In 2010 Papert was forced to turn back just 300 metres short of the summit because of heavy snowfall and avalanches. Conditions on Kyzel Asker are the primary challenge. Sunlight exerts a destabilising effect on the snow and ice on the face, triggering spindrift and other hazards. No wonder Papert took to Facebook to enthuse about the favourable conditions she and Lindic encountered this year: “The conditions of the ice were great! Never before have I seen ice this perfect at such a high altitude.”
The pair began their summit attempt before sunrise on the morning of September the 30th. They simul-climbed the first section, aware that haste was required if their Alpine style assault was to be successful. Higher up the mountain they switched to climbing in pitches determined by regular rope length, “stretching them out sometimes to gain height quicker.”
Papert recalls Lindic screaming in delight while leading and catching up with him to learn the good news. Her partner had caught the first glimpse of the inviting ice leading towards the summit. “The same route had cost us incredibly much time in 2010 because of the difficult conditions,” Papert recalls. “This time it seemed almost easy.”
A brief hail storm brought them to a halt and, despite their excellent progress throughout the day, they were forced to bivouac for the night. The sheer South East face of Kyzel Asker wasn’t the most comfortable place for a bivouac. “Quite a place to spend the night,” Lindic observed on Instagram. “It turned into a terribly long night with endless thoughts of the warming rays of the sun,” Papert recalled. “Luka said it was one of the toughest bivys.”
Nonetheless, the pair knew they were only a few pitches below the summit and when the sun restored some warmth to their limbs they set out for the top. Gentlemanly courtesy and an awareness of Papert’s travails on the mountain led Lindic to step aside and allow her to ascend the summit pinacle first.

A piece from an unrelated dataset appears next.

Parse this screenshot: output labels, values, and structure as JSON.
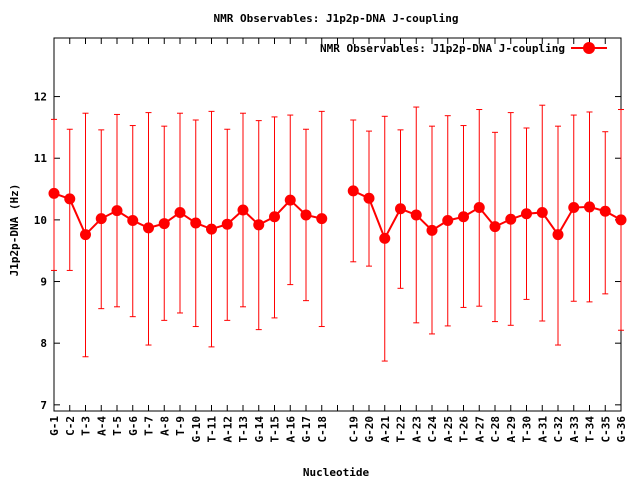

At midday on the 1st of October the two climbers stood on the summit and savoured their achievement before rappelling down the route using Abalakov anchors. They made it down not a minute too late, chased by a thunderstorm.
All in all, it was a highly successful trip for Papert and Lindic. To warm up for their effort on Kyzel Asker the pair claimed the first repeat and first free ascent of Border Control on the northeast face of Great Walls of China, a 5000m peak. Not a bad way to acclimatise!